The fragmented nature of this film really kept my attention, it felt like a puzzle of a story, I kept making probably unnecessary associations between images. It seems to almost have a narrative, we are introduced to two characters, a man and a woman, and the camera mostly follows them. Inter-cut with the activities of these two are absolutely absurd images and text that seem to somewhat push the narrative of the man and woman along, but their real function seems to be more to fragment the idea of narration. I think that this is an exciting concept, as memories exist only as fragments, and this film had a memory-haze feel to it.

Walter Benjamin

write about what Benjamin says about the aura:

what is its value? is its withering away good or bad? neither or both?

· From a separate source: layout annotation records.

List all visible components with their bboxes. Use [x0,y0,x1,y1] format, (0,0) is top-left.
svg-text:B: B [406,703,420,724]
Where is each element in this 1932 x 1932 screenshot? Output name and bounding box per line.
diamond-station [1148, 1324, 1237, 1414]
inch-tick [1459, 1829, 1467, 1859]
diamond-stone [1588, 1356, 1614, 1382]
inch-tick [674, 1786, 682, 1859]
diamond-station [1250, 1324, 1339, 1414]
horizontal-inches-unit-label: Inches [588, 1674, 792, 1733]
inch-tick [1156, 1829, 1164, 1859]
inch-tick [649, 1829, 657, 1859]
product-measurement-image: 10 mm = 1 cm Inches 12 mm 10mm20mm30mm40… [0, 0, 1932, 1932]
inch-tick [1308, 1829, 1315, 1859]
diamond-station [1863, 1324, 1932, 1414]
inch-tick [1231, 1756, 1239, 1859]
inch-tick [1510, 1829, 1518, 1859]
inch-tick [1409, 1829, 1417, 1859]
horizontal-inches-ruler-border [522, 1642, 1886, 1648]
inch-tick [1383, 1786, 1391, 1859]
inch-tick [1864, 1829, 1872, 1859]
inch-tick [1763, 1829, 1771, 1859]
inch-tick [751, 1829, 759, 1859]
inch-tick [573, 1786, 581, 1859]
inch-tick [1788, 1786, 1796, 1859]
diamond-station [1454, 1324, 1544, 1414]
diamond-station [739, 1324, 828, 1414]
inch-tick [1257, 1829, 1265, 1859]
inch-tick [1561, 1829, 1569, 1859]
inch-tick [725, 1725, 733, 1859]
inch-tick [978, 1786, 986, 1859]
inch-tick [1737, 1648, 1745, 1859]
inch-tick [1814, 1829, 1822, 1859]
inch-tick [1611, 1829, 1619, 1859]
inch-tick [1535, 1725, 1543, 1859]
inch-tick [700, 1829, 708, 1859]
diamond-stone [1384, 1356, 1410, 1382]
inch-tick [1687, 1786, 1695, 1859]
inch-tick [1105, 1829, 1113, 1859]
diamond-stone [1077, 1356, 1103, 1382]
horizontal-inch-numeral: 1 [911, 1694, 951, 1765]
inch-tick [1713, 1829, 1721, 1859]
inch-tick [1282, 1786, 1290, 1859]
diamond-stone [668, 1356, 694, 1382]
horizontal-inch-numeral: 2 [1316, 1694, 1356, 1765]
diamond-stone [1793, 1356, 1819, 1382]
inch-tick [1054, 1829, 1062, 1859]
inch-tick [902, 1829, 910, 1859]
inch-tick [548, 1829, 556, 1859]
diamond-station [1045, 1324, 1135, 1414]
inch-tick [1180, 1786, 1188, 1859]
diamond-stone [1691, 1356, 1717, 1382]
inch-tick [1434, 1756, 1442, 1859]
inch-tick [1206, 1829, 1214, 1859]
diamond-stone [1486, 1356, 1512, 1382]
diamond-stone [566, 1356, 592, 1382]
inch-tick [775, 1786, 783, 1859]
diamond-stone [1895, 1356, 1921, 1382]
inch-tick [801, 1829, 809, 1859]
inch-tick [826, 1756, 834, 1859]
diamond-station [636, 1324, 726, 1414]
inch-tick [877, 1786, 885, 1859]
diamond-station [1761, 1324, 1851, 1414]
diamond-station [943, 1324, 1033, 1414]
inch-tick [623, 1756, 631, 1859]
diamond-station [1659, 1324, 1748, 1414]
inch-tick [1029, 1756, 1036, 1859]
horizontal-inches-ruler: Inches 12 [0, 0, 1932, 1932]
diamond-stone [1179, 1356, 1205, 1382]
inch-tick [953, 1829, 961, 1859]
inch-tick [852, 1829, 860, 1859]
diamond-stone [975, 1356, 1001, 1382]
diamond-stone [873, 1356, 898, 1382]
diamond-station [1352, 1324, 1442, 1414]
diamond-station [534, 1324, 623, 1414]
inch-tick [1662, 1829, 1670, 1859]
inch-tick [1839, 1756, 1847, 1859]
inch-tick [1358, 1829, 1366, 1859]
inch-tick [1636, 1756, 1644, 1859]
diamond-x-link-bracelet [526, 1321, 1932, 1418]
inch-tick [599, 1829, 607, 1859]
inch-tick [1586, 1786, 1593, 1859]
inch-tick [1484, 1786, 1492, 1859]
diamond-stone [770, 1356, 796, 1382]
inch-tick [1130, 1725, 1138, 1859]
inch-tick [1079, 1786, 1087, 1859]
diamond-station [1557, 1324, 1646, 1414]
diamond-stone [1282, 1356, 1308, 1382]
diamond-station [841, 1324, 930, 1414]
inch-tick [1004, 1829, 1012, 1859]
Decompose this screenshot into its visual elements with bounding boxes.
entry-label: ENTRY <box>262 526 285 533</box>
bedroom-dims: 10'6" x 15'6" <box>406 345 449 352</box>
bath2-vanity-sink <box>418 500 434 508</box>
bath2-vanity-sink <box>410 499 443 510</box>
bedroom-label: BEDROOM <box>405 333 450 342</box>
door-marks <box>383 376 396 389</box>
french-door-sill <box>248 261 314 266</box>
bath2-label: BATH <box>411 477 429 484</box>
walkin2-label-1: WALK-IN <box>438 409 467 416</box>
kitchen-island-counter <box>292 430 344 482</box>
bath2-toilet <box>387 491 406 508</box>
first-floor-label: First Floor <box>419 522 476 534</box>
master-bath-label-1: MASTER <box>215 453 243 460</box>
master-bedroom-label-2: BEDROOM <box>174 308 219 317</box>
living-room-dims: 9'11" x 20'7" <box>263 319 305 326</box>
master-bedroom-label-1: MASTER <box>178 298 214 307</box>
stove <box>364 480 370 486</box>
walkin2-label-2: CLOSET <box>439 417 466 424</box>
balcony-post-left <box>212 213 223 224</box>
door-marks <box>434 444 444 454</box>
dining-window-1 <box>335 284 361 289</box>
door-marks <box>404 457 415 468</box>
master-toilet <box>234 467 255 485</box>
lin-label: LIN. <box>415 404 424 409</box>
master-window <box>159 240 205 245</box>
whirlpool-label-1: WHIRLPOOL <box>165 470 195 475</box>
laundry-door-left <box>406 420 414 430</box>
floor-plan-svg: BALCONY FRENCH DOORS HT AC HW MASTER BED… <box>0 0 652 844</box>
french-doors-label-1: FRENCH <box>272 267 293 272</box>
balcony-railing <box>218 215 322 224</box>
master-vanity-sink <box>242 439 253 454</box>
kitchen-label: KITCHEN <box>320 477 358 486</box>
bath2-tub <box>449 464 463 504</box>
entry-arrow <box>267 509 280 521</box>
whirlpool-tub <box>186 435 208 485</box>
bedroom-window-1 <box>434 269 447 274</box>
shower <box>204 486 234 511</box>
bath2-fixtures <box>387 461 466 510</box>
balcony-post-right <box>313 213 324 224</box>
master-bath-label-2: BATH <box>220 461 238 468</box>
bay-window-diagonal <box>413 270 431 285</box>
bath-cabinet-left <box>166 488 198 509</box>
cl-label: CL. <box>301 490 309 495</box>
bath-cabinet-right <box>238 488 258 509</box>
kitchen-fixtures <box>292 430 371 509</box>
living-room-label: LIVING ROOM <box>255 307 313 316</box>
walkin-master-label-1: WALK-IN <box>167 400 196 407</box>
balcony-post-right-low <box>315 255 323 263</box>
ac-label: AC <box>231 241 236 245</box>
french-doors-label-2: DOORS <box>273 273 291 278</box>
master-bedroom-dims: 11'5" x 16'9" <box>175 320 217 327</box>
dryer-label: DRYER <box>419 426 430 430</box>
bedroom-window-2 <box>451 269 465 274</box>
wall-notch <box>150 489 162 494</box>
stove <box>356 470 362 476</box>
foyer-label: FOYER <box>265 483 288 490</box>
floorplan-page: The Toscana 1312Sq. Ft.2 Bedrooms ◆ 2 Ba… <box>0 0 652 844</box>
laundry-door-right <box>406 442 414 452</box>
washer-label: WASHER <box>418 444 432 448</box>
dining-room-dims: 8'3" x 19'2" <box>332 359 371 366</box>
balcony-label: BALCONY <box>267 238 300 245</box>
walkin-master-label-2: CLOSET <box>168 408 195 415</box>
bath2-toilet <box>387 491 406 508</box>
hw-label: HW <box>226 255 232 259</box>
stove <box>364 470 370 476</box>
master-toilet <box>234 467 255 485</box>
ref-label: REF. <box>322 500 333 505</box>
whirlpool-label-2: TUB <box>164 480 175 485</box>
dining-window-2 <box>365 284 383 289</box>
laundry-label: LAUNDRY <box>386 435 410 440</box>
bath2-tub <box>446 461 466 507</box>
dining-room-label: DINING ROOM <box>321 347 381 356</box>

The value of the aura reflects the degree of uninterrupted originality the people perceive the work to have in relation to the ritualistic view surrounding the work. The idea of an aura of a work is dependent on the how the work existed in history and the condition the work is in as a result of it. Mechanical reproduction interrupts the aura, it allows multiples to exist at the same time, and this causes the aura to wither away. This withering away of the aura provides opportunity for film to be experienced at the same time by a collective of people in different places. This brings new opportunity for critique, and new ways for more audiences to experience the work. I would consider the withering of the aura to be a “good” thing. It questions not only the perceived ideas of value and originality of art, but it also questions the ways in which space and the degree of reproducibility affects the perception of art.

how can today’s films (focus on one) be understood in terms of Benjamin’s ideas about the aura and mechanical reproduction?

Man Ray’s Emak Bakia unconsciously seems to portray the meaningless extravagance that Dada filmmakers embraced in reaction to the film medium. Film cannot be separated from mechanical reproduction, and this film formed associations between nature and the mechanical world. It could be that the “natural” shots (the eye, the flowers, etc) represent the idea of the aura and the withering of it in favor of the mechanically reproducible world (the cars). It seems to be a metaphor for the world that is created (mechanically) inside of a film.

what role does their “readymade” status play in this?

The readymade status of film plays with the way in which the audience participates. The film can exist and be shown in multiple places at once. This status, this freedom of reproducibility allows more and more people to participate in the world created by the film.